The images are twice as sharp as those from Hubble Space Telescope.

The new system, dubbed "Lucky", is the result of work by a team from Cambridge University and the California Institute of Technology (Caltech).

Our techniques can do very well when the telescope is bigger than Hubble and has intrinsically better resolution
Craig Mackay, University of Cambridge
Pictures taken by Hubble are normally much better than images from ground-based telescopes because the Earth's atmosphere has a distorting effect.

The Lucky camera overcomes this problem in two ways.

First, it uses one of the most sensitive light-detection systems developed to date.
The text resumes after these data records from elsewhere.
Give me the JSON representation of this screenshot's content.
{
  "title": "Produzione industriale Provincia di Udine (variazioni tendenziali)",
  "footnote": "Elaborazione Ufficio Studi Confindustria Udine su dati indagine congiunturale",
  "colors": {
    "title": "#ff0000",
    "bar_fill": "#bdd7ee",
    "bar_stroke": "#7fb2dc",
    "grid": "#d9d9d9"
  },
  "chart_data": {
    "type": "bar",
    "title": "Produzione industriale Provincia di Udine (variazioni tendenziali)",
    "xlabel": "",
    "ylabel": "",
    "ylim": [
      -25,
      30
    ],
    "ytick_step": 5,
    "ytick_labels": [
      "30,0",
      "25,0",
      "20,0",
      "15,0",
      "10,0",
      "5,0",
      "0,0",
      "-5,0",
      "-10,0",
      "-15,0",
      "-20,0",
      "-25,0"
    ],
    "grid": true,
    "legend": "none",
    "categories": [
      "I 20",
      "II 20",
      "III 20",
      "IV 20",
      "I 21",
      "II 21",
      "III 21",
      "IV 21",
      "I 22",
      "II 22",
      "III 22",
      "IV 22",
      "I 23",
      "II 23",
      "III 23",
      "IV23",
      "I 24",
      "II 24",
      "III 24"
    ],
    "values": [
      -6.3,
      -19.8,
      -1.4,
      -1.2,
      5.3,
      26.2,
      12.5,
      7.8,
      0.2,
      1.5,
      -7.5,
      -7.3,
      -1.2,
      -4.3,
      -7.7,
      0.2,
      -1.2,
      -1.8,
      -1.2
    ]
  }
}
This comprises a chip that has very low electrical noise and so can see much greater detail.

Secondly, the software system is able to distinguish when the atmospheric distortion starts and stops.

M13. Image: Lucky Camera
The Globular cluster M13 as imaged conventionally by the Palomar 200in telescope (l) and with the Lucky camera (r)

The inventor of the system, Dr Craig Mackay of the Institute of Astronomy in Cambridge, says it is rather like looking at an object through a heat haze.

"The object is distorted by the haze most of the time," he explained, "but every now and again there are moments when the haze drops and you can see it very clearly."

The Lucky system gathers together all the clear pictures and throws out the distortions to produce images that Dr Mackay believes are the clearest ever images from the ground.

"The images space telescopes produce are of extremely high quality but they are limited to the size of the telescope," Dr Mackay added.

"Our techniques can do very well when the telescope is bigger than Hubble and has intrinsically better resolution."

Two images have been published to date. One is of the globular star cluster M13 which is at a distance of 25,000 light-years.

Stars that are as little as one light-day apart can be differentiated in the picture.

The other shows very fine detail in the Cat's Eye Nebula (NGC6543).


This is another potentially big deal. Usually, adaptive optics in astronomy mean some sort of physical correction, like manipulating tiny sections of a reflecting telescope's mirror to keep the image of a star and the image of a guide spot in the upper atmosphere from a ground-based laser synchronized. This new system uses software to choose "still" images recorded by a very sensitive and quiet CCD and throw out the noisy ones. Imagine if both techniques could be used simultaneously.